Don't Sink on the First Date

Plan a low-key meetup at a local coffee shop or stroll around a city landmark, like a park or your city's historic district. (It's a good idea to not have too much planned out the first time you meet.) Introduce yourself with a warm smile, and follow these do's and don'ts to prevent a shipwreck of a first date.

DOS:

  • Act confident, maintain eye contact, and be true to who you are.
  • Start a conversation with what intrigued you about her.
  • Offer to pay for the first coffee or drink.
  • Offer your own opinions (without being argumentative).
  • Be a gentleman; open the door, walk on the portion of the sidewalk nearest to the road, and let her order first.

DON'TS:

  • Brag or try too hard to impress
  • Look at your phone
  • Compare your date to other women
  • Judge right away
  • Give up if it's bad, lackluster or not what you expected; be respectful and see it through!

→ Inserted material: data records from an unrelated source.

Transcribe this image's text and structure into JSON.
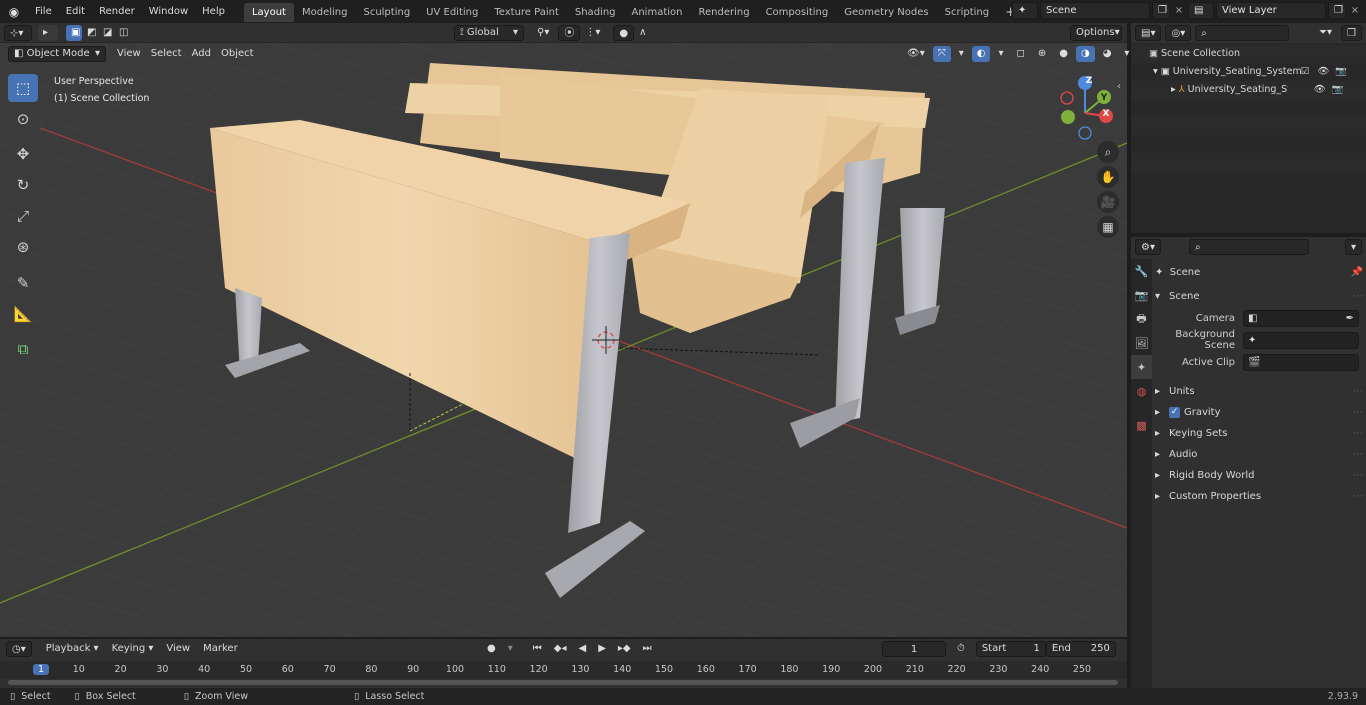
{
  "top_menu": [
    "File",
    "Edit",
    "Render",
    "Window",
    "Help"
  ],
  "workspace_tabs": [
    "Layout",
    "Modeling",
    "Sculpting",
    "UV Editing",
    "Texture Paint",
    "Shading",
    "Animation",
    "Rendering",
    "Compositing",
    "Geometry Nodes",
    "Scripting"
  ],
  "active_tab": "Layout",
  "scene_name": "Scene",
  "view_layer": "View Layer",
  "viewport_header": {
    "mode": "Object Mode",
    "menus": [
      "View",
      "Select",
      "Add",
      "Object"
    ],
    "transform": "Global",
    "options": "Options"
  },
  "viewport": {
    "perspective": "User Perspective",
    "collection": "(1) Scene Collection",
    "gizmo": {
      "z": "Z",
      "y": "Y",
      "x": "X"
    }
  },
  "outliner": {
    "root": "Scene Collection",
    "items": [
      "University_Seating_System_S",
      "University_Seating_Syste"
    ]
  },
  "properties": {
    "context": "Scene",
    "panel": "Scene",
    "fields": [
      {
        "label": "Camera"
      },
      {
        "label": "Background Scene"
      },
      {
        "label": "Active Clip"
      }
    ],
    "subpanels": [
      "Units",
      "Gravity",
      "Keying Sets",
      "Audio",
      "Rigid Body World",
      "Custom Properties"
    ]
  },
  "timeline": {
    "menus": [
      "Playback",
      "Keying",
      "View",
      "Marker"
    ],
    "current_frame": "1",
    "start_label": "Start",
    "start": "1",
    "end_label": "End",
    "end": "250",
    "ruler": [
      "1",
      "10",
      "20",
      "30",
      "40",
      "50",
      "60",
      "70",
      "80",
      "90",
      "100",
      "110",
      "120",
      "130",
      "140",
      "150",
      "160",
      "170",
      "180",
      "190",
      "200",
      "210",
      "220",
      "230",
      "240",
      "250"
    ]
  },
  "statusbar": {
    "items": [
      "Select",
      "Box Select",
      "Zoom View",
      "Lasso Select"
    ],
    "version": "2.93.9"
  }
}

Ultimately, closure is an important part of a first date. It's OK to clearly communicate your level of interest, albeit whether you're already looking forward to the next date or can't wait to find your next match on Tinder. If you truly want to keep talking, don't be shy about expressing that sentiment by following up and not playing any games.

Already forgot her name? Don't lead a gal on or give her any mixed signals. Gently and honestly say you didn't feel a connection or see a future together and that you appreciated the date. Then, it's time to plunge back into the open waters.

13 responses to "Some Honest Dating Tips for Men from a Woman's Perspective"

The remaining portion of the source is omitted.